Limitations & Future Work¶
- Iterative training costs remain high (approximately 50 hours of data collection), making rapid iteration challenging.
- The divide-and-conquer strategy relies on the LLM to split atomic claims accurately; split accuracy may decrease in complex reasoning scenarios.
- Best-of-N inference scaling requires sampling multiple candidate responses (16–32), leading to a linear increase in inference cost.
- The paper primarily focuses on hallucination suppression, leaving deep analysis of the impact on logical reasoning, complex question answering, etc., relatively unexplored.
Related Work & Insights¶
- vs RLHF-V: RLHF-V relies on human-annotated corrective feedback, which is limited in source and expensive. RLAIF-V with AI feedback achieves better results with equivalent data volume (ObjHal 10.5% vs. 12.2%), largely because data can be generated on demand.
- vs Silkie/VL-Feedback: Silkie employs GPT-4V to gather feedback, whereas RLAIF-V achieves a higher human consistency rate (96.7% vs 92.3%) and superior training efficacy using open-source models, demonstrating that "closed-source distillation" is not the only path.
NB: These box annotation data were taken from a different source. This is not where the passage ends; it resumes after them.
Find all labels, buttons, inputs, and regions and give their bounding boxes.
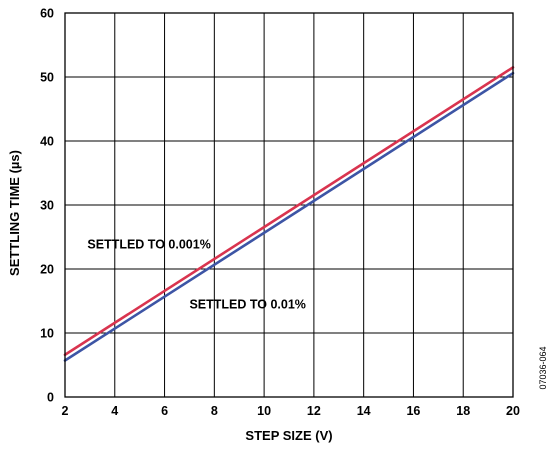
series-label-0: SETTLED TO 0.001% xyxy=(87,238,210,252)
x-tick-label: 10 xyxy=(257,404,271,418)
y-axis-title: SETTLING TIME (µs) xyxy=(7,150,22,276)
annotations: SETTLED TO 0.001% SETTLED TO 0.01% xyxy=(87,238,306,312)
x-tick-label: 12 xyxy=(307,404,321,418)
y-tick-label: 50 xyxy=(40,71,54,85)
x-tick-label: 2 xyxy=(62,404,69,418)
y-tick-label: 40 xyxy=(40,135,54,149)
series-label-1: SETTLED TO 0.01% xyxy=(189,298,305,312)
series-line-0 xyxy=(63,66,515,357)
x-tick-label: 8 xyxy=(211,404,218,418)
x-tick-label: 14 xyxy=(357,404,371,418)
series-line-1 xyxy=(63,71,515,362)
x-tick-label: 16 xyxy=(406,404,420,418)
x-tick-label: 20 xyxy=(506,404,520,418)
y-tick-label: 10 xyxy=(40,327,54,341)
y-tick-label: 0 xyxy=(47,391,54,405)
y-tick-label: 30 xyxy=(40,199,54,213)
x-tick-label: 6 xyxy=(161,404,168,418)
y-tick-label: 60 xyxy=(40,7,54,21)
grid xyxy=(64,12,514,398)
series-lines xyxy=(63,66,515,362)
x-tick-label: 4 xyxy=(111,404,118,418)
plot-frame xyxy=(64,12,514,398)
figure-id: 07036-064 xyxy=(538,346,548,389)
y-tick-labels: 0 10 20 30 40 50 60 xyxy=(40,7,54,405)
y-tick-label: 20 xyxy=(40,263,54,277)
x-tick-labels: 2 4 6 8 10 12 14 16 18 20 xyxy=(62,404,520,418)
x-axis-title: STEP SIZE (V) xyxy=(245,428,332,443)
x-tick-label: 18 xyxy=(456,404,470,418)
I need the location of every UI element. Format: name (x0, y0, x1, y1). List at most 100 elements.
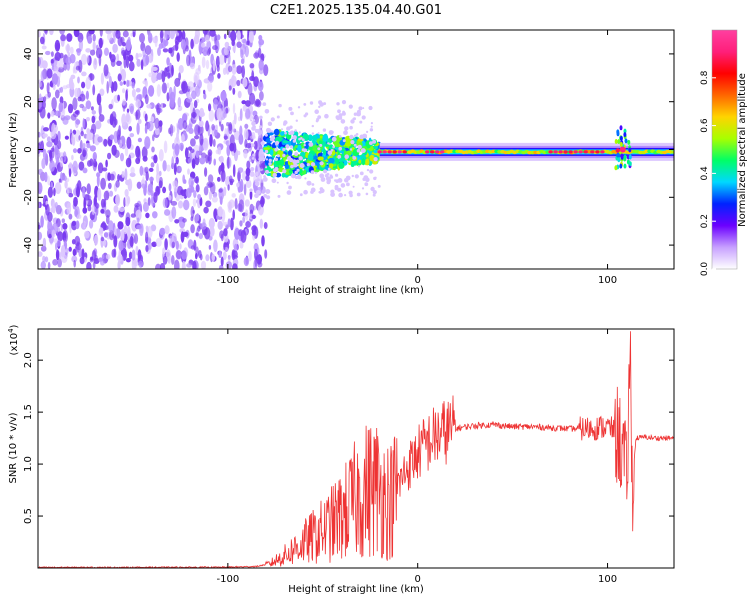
noise-speck (193, 190, 197, 198)
noise-speck (160, 102, 163, 110)
noise-speck (98, 103, 102, 116)
noise-speck (245, 179, 252, 189)
halo-speck (290, 111, 294, 116)
noise-speck (167, 256, 171, 264)
halo-speck (292, 135, 297, 140)
halo-speck (310, 170, 315, 175)
noise-speck (57, 231, 64, 242)
halo-speck (257, 178, 260, 181)
noise-speck (62, 233, 67, 241)
noise-speck (39, 81, 42, 88)
noise-speck (66, 43, 70, 54)
noise-speck (171, 64, 174, 77)
halo-speck (377, 184, 381, 188)
noise-speck (56, 239, 61, 247)
noise-speck (90, 49, 96, 56)
noise-speck (176, 131, 179, 143)
carrier-peak-cell (435, 150, 440, 154)
noise-speck (218, 188, 223, 193)
noise-speck (82, 142, 86, 150)
halo-speck (288, 106, 293, 111)
halo-speck (334, 186, 339, 191)
noise-speck (249, 203, 254, 214)
noise-speck (209, 226, 215, 237)
noise-speck (77, 76, 80, 84)
halo-speck (257, 162, 261, 165)
noise-speck (231, 39, 235, 47)
noise-speck (190, 38, 194, 50)
noise-speck (76, 214, 82, 220)
noise-speck (245, 108, 251, 119)
noise-speck (249, 189, 253, 200)
noise-speck (207, 81, 213, 92)
noise-speck (180, 189, 187, 197)
noise-speck (110, 58, 116, 67)
noise-speck (86, 117, 90, 122)
halo-speck (369, 141, 373, 146)
noise-speck (144, 113, 148, 122)
noise-speck (198, 120, 204, 128)
noise-speck (86, 143, 91, 149)
noise-speck (148, 85, 155, 97)
noise-speck (147, 32, 153, 44)
noise-speck (62, 116, 69, 125)
halo-speck (327, 142, 330, 145)
halo-speck (330, 192, 335, 198)
noise-speck (124, 145, 129, 157)
noise-speck (258, 59, 264, 71)
noise-speck (133, 261, 139, 267)
noise-speck (227, 52, 231, 65)
noise-speck (119, 139, 123, 149)
noise-speck (119, 81, 124, 86)
noise-speck (47, 220, 53, 233)
halo-speck (303, 148, 308, 152)
halo-speck (327, 167, 331, 171)
noise-speck (187, 81, 194, 90)
noise-speck (57, 66, 65, 73)
band-speck (346, 150, 352, 156)
noise-speck (162, 160, 167, 172)
noise-speck (73, 196, 78, 207)
noise-speck (81, 53, 87, 66)
noise-speck (179, 142, 184, 151)
burst-speck (616, 131, 620, 137)
noise-speck (236, 65, 243, 74)
noise-speck (168, 47, 173, 54)
burst-speck (623, 163, 627, 169)
noise-speck (100, 237, 105, 242)
noise-speck (92, 33, 96, 42)
noise-speck (189, 62, 196, 70)
halo-speck (274, 148, 278, 152)
halo-speck (274, 157, 278, 162)
noise-speck (193, 239, 197, 251)
halo-speck (271, 130, 274, 133)
noise-speck (156, 102, 161, 115)
noise-speck (155, 263, 162, 269)
noise-speck (244, 199, 250, 207)
noise-speck (223, 135, 228, 140)
band-speck (313, 155, 318, 160)
noise-speck (122, 30, 129, 38)
halo-speck (356, 109, 361, 114)
noise-speck (162, 255, 168, 265)
noise-speck (230, 217, 234, 231)
noise-speck (85, 100, 92, 110)
halo-speck (338, 116, 343, 120)
noise-speck (141, 183, 146, 189)
noise-speck (226, 145, 231, 157)
halo-speck (262, 102, 267, 106)
noise-speck (164, 238, 168, 251)
noise-speck (144, 45, 152, 56)
noise-speck (44, 30, 48, 35)
halo-speck (359, 171, 364, 176)
noise-speck (89, 219, 94, 229)
noise-speck (122, 99, 126, 106)
noise-speck (149, 176, 154, 182)
noise-speck (105, 171, 109, 182)
noise-speck (179, 243, 182, 250)
noise-speck (251, 225, 257, 232)
halo-speck (354, 174, 359, 179)
noise-speck (109, 134, 114, 140)
y-tick-label: 1.5 (23, 404, 34, 420)
halo-speck (340, 183, 346, 188)
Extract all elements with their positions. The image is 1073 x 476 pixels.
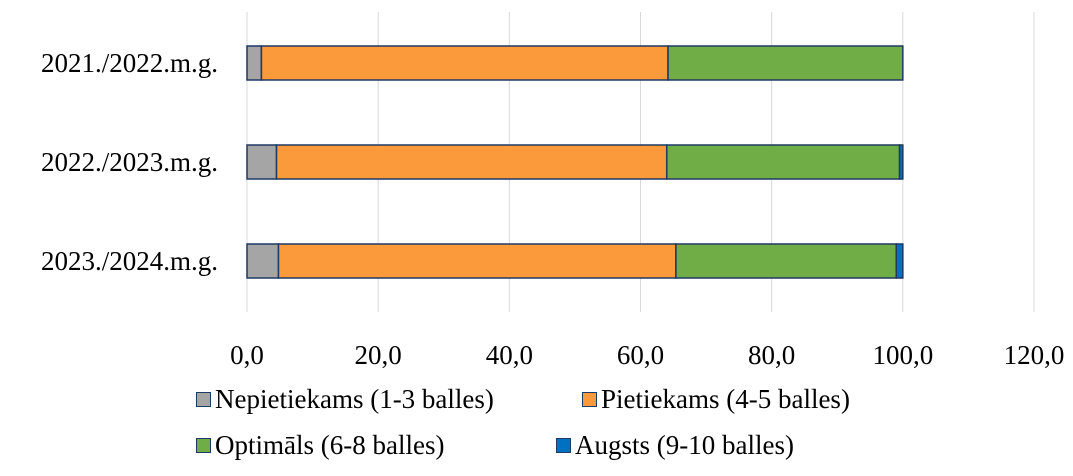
bar-segment (275, 144, 668, 180)
legend-item-augsts: Augsts (9-10 balles) (556, 430, 794, 461)
x-tick-label: 40,0 (486, 340, 533, 370)
legend-label-optimals: Optimāls (6-8 balles) (215, 430, 445, 460)
x-axis-tick-labels: 0,0 20,0 40,0 60,0 80,0 100,0 120,0 (230, 340, 1064, 370)
legend-label-augsts: Augsts (9-10 balles) (575, 430, 794, 460)
bar-segment (246, 243, 280, 279)
x-tick-label: 120,0 (1004, 340, 1065, 370)
category-label: 2021./2022.m.g. (41, 48, 218, 78)
legend-item-optimals: Optimāls (6-8 balles) (196, 430, 444, 461)
category-labels: 2021./2022.m.g. 2022./2023.m.g. 2023./2024… (41, 48, 218, 276)
x-tick-label: 100,0 (872, 340, 933, 370)
legend-swatch-pietiekams (582, 392, 597, 407)
legend-label-pietiekams: Pietiekams (4-5 balles) (601, 384, 850, 414)
legend-item-nepietiekams: Nepietiekams (1-3 balles) (196, 384, 494, 415)
bar-segment (260, 45, 669, 81)
bar-segment (898, 144, 904, 180)
category-label: 2022./2023.m.g. (41, 147, 218, 177)
legend-item-pietiekams: Pietiekams (4-5 balles) (582, 384, 850, 415)
bar-segment (675, 243, 898, 279)
x-tick-label: 0,0 (230, 340, 264, 370)
legend-swatch-optimals (196, 438, 211, 453)
x-tick-label: 20,0 (355, 340, 402, 370)
legend-label-nepietiekams: Nepietiekams (1-3 balles) (215, 384, 494, 414)
bars (246, 45, 904, 279)
bar-segment (277, 243, 677, 279)
x-tick-label: 60,0 (617, 340, 664, 370)
bar-segment (667, 45, 904, 81)
stacked-bar-chart: 2021./2022.m.g. 2022./2023.m.g. 2023./2024… (41, 12, 1064, 370)
bar-segment (665, 144, 901, 180)
legend-swatch-augsts (556, 438, 571, 453)
bar-segment (246, 144, 278, 180)
legend-swatch-nepietiekams (196, 392, 211, 407)
bar-segment (246, 45, 263, 81)
bar-segment (895, 243, 904, 279)
x-tick-label: 80,0 (748, 340, 795, 370)
category-label: 2023./2024.m.g. (41, 246, 218, 276)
- vs LLaVA-Critic: LLaVA-Critic trains specialized evaluator models, whereas RLAIF-V directly leverages the implicit reward of DPO training; the two approaches represent complementary solutions for preference signal generation.
Rating¶
- Novelty: ⭐⭐⭐⭐⭐ Deconfounded sampling and divide-and-conquer annotation are highly original designs; self-feedback inference scaling opens up a new direction.
- Experimental Thoroughness: ⭐⭐⭐⭐⭐ Extremely thorough evaluation across 6 benchmarks, multidimensional ablations (deconfounded/divide-and-conquer/iterative/generalization/inference scaling), and validation across multiple models.
- Writing Quality: ⭐⭐⭐⭐ The methodology description is clear, but tables are dense, and some symbol definitions require careful re-reading.
- Value: ⭐⭐⭐⭐⭐ A completely open-source self-alignment scheme for MLLMs, providing a viable path for the community to break free from dependency on closed-source models.